Contrary to popular belief, the citizen initiative process is not inherently – or even incidentally – conservative.  Like government, the initiative is merely a reflection of the attitudes and principles of the people.

Today, the people are not conservative – skeptical, irascible or cynical, perhaps, but not conservative.

Long ago when the populace did not expect much from government, government’s ineptitude caused fewer problems.  Now, as more people expect government to do more, government’s “doing” constantly causes newer, bigger problems to replace the older, smaller ones it set out to solve.

One day, people will surely recognize that, as P.J. O’Rourke says, “giving money and power to government is like giving whiskey and car keys to teenage boys.”

Then, perhaps, they will finally rise up and say to their elected officials — of both parties: “I accept that we will always have problems and inequality, with or without government, but because you take my hard-earned money and squander it on bridges to nowhere and feckless financial bailouts, I prefer to keep my paycheck and cut yours.”

Today, voters are more likely to use the initiative process to constrain and burden each other than to limit government.

In Colorado, the last initiative that clearly protected the rights of the people and constrained government was the Taxpayers Bill of Rights, passed in 1992. Like it or not, TABOR undeniably shifted power to the people by giving them a right to vote on tax increases and away from government by constraining its ability to spend.

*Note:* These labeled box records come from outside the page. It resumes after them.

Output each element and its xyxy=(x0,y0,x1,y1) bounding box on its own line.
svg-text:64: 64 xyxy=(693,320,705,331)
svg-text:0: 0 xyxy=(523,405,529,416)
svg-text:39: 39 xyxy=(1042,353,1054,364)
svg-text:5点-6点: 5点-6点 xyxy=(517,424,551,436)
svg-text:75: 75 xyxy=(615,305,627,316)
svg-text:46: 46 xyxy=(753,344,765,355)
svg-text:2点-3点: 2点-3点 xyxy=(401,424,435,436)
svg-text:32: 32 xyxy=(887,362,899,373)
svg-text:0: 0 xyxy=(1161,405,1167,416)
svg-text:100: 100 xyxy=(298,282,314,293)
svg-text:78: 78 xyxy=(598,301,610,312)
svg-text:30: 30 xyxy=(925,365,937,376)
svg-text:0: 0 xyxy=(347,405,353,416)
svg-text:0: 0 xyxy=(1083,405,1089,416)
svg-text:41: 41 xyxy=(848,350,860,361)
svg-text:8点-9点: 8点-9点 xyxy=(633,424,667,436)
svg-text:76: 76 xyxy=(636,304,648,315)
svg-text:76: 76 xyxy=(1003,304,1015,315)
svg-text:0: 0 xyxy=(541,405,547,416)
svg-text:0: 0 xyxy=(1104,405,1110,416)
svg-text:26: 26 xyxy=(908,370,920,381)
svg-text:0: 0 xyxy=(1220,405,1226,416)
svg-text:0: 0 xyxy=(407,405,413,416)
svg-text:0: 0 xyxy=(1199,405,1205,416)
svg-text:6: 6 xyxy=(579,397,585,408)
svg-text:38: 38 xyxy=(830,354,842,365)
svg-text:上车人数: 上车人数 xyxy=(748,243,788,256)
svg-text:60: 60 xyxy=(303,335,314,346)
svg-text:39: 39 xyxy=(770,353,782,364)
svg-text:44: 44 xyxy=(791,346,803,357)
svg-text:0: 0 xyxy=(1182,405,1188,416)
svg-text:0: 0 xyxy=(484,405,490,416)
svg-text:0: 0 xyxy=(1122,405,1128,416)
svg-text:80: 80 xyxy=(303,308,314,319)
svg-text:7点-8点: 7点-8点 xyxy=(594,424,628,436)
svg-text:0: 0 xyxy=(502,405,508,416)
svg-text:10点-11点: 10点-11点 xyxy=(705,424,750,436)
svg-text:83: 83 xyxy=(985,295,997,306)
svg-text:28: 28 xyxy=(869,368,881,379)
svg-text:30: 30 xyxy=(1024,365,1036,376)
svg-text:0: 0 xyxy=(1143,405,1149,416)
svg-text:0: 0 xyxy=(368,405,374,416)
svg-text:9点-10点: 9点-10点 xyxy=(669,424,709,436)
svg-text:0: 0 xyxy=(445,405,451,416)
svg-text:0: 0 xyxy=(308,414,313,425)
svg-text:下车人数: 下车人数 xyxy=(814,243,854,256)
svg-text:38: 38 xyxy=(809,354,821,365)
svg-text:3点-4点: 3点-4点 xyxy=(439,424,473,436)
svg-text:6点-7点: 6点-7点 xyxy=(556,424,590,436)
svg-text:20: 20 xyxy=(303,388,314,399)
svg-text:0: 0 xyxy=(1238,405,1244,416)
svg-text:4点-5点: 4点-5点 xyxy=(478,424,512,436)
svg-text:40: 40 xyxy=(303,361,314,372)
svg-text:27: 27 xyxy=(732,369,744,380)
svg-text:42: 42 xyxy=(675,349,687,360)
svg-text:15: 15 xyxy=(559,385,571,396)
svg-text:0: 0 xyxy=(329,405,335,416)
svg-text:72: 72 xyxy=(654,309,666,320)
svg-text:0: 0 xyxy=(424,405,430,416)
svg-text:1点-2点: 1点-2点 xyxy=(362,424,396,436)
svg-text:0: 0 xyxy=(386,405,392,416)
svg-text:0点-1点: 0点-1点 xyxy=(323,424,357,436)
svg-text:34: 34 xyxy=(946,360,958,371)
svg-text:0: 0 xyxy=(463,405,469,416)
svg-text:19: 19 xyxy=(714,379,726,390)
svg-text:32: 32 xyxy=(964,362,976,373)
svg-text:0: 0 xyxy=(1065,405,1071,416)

In the 16 years since, most enacted initiatives have made government bigger, increased the burden on taxpayers, and reduced the freedoms of the people.
Two initiatives on this year’s ballot, Amendments 51 and 58, would increase state government spending by more than $500 million a year and lock in existing government spending on another $500 million.

Amendment 51 would increase the state sales tax to provide a new guaranteed entitlement at taxpayer expense for the developmentally disabled. Moreover, it would require that state government spend these new funds, plus all money currently budgeted for the developmentally disabled, on these programs and nothing else in the future.

A few years back we were told that state government’s budget crisis was the product of conflicting inflexible spending mandates.  Apparently, advocates of Amendment 51 weren’t paying attention, because this is another inflexible spending mandate.

Perhaps more should be spent on programs for the developmentally disabled.  If so, it should be up to the legislature to prioritize and reduce spending on less worthwhile programs.

Next, there’s Amendment 58 which would increase energy taxes by $321 million a year to pay, mostly, for Gov. Ritter’s new college scholarship program. While this tax will be collected by oil and gas companies, anyone who understands Economics 101 knows that corporations have no choice but to pass along new taxes to consumers.

Finally, there’s Referendum O which offers a glimmer of hope for fewer such shenanigans in the future.  Colorado’s constitution looks more like a phone book than a simple statement of principle.  Ref O increases the amount of signatures needed for a constitutional amendment and requires those signatures to come from all seven congressional districts.

To encourage amendments to statutes instead, Ref O would allow more time to collect signatures and prohibit the legislature from amending citizen initiatives for five years, except with a two-thirds vote.

Though the initiative process provides a necessary check on recalcitrant government, it is all too susceptible to those who simply want more from government but want someone else to pay for it.